Ces exemples confirment qu’un hébergement en Belgique est compatible avec les exigences techniques élevées.
S’agissant d’autres dispositifs fédéraux ou interfédéraux, l’appréciation doit être plus nuancée. Une part importante des dispositifs, notamment portés par le SPF SPSCAE (BelRAI, e-Health, …) ou l’INAMI (Recip-e, Mes médicaments …), est déployée par la SMALS, qui indique disposer de trois datacenters en région bruxelloise. Ces éléments permettent de constater qu’une partie significative de l’écosystème fédéral repose également sur des infrastructures situées en Belgique.
Pour autant, ces éléments ne suffisent pas, à eux seuls, à établir une cartographie complète et immédiatement lisible de l’ensemble des grandes bases et plateformes de données de santé. Selon les dispositifs, il n’est pas toujours possible d’identifier de manière rapide et consolidée la nature exacte des données stockées, les opérateurs techniques concernés, le lieu précis d’hébergement, les redondances éventuelles ou encore les chaînes de sous-traitance associées. S’agissant, par exemple, de certains dispositifs tels que Healthdata ou le Registre du cancer, le lieu précis d’hébergement n’apparaît pas directement identifiable. Notons toutefois que les notions de recours à des « hyperscalers » extraeuropéens dont nous avons connaissance réfèrent à des dispositifs qui n’incluent pas de données personnelles, comme le répertoire SAM v.2 par exemple.
Il y a donc lieu de considérer qu’une clarification complémentaire sur ce point serait utile. La Wallonie n’a pas vocation à se substituer au niveau fédéral pour documenter de manière exhaustive des dispositifs qui ne relèvent pas de sa gouvernance directe. En revanche, elle peut légitimement estimer qu’une cartographie fédérale ou interfédérale structurée des grandes plateformes et bases de données de santé constituerait une initiative opportune de bonne gouvernance. Une telle cartographie permettrait, pour chaque dispositif structurant, d’identifier la nature des données concernées, le responsable du traitement, l’opérateur technique, le pays d’hébergement, la localisation de redondance éventuelle et, le cas échéant, les dépendances à l’égard d’opérateurs soumis à un droit non européen.

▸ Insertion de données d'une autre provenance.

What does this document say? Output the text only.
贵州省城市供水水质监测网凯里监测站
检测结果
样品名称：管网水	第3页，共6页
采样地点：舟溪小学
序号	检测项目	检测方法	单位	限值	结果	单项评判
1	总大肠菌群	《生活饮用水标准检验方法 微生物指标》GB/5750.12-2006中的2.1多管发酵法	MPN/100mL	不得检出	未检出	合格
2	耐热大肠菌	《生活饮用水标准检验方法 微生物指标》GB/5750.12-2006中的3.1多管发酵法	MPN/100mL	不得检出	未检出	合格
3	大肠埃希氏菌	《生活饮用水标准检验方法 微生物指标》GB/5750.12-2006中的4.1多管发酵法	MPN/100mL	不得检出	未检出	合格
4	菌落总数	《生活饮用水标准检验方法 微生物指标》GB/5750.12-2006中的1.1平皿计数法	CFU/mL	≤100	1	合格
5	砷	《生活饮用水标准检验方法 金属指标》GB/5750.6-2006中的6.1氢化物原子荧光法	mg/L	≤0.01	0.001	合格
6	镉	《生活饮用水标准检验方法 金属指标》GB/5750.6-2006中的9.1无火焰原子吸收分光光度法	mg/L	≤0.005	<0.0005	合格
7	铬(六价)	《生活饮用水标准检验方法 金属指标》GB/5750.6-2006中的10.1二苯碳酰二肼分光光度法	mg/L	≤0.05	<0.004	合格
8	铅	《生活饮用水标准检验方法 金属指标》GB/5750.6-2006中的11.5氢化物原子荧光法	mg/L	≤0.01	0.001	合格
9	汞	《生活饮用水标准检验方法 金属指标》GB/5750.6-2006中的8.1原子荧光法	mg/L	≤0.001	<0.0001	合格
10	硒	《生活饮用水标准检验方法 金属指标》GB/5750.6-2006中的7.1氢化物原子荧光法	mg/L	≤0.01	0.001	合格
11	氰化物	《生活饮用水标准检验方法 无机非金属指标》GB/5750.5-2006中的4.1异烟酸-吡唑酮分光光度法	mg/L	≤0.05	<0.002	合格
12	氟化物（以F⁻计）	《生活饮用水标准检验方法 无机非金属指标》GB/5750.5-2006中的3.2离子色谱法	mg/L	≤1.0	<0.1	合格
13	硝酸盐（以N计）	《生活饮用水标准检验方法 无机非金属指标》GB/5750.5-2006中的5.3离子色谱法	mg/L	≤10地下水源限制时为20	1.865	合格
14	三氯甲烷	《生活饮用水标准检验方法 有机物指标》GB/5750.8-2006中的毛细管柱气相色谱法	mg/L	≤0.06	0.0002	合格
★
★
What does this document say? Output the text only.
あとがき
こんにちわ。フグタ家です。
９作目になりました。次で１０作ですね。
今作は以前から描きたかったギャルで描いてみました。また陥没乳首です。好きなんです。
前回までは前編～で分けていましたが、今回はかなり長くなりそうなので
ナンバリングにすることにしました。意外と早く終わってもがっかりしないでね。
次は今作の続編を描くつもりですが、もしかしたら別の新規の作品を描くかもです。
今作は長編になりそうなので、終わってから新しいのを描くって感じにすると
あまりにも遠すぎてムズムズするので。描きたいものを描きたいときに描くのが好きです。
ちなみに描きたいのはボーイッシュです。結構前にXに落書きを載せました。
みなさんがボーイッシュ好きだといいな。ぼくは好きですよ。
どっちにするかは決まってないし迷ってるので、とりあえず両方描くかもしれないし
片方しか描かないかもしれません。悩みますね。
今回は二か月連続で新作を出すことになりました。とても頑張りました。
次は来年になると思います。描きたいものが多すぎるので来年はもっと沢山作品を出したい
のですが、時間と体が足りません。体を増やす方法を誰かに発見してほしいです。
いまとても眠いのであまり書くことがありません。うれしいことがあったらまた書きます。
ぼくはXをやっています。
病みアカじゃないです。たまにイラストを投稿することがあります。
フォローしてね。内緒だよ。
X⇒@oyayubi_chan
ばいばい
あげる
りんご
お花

Cette exigence de clarté est d’autant plus importante que les débats européens récents relatifs aux transferts de données, à l’accès par des autorités de pays tiers et aux conditions d’usage de certains services cloud ont renforcé les attentes de transparence et de maîtrise. L’Autorité de protection des données a elle-même rappelé (Services cloud dans le secteur public: rapport du CEPD et observations de l’APD | Autorité de protection des données), dans le cadre de l’action coordonnée européenne sur l’usage du cloud dans le secteur public, l’importance d’une vigilance particulière de la part des responsables du traitement et de garanties renforcées lorsqu’il est fait recours à de tels services. En matière de santé, où les données concernées figurent parmi les plus sensibles, il est légitime de considérer que les conditions d’hébergement doivent être identifiées, documentées et comprises avec précision.
La Wallonie peut donc mettre en avant, pour les dispositifs relevant de sa compétence, une approche fondée sur un hébergement de proximité, des garanties élevées de sécurité, une infrastructure résiliente et une attention particulière à la transparence pour le patient. Le Réseau santé wallon en constitue l’illustration principale. Pour les autres grands dispositifs belges comportant des données personnelles de santé, plusieurs exemples montrent qu’un hébergement en Belgique, ou à tout le moins dans un cadre européen maîtrisé, est déjà une réalité. Pour certains dispositifs, enfin, l’information disponible ne permet pas toujours une vision exhaustive et homogène ; dans ce contexte, la création d’une cartographie consolidée au niveau fédéral semble judicieuse. Cependant, étant donné la sensibilité de ces informations en matière de sécurité, il convient de s’interroger sur la pertinence de leur divulgation publique, notamment concernant les lieux d’hébergement.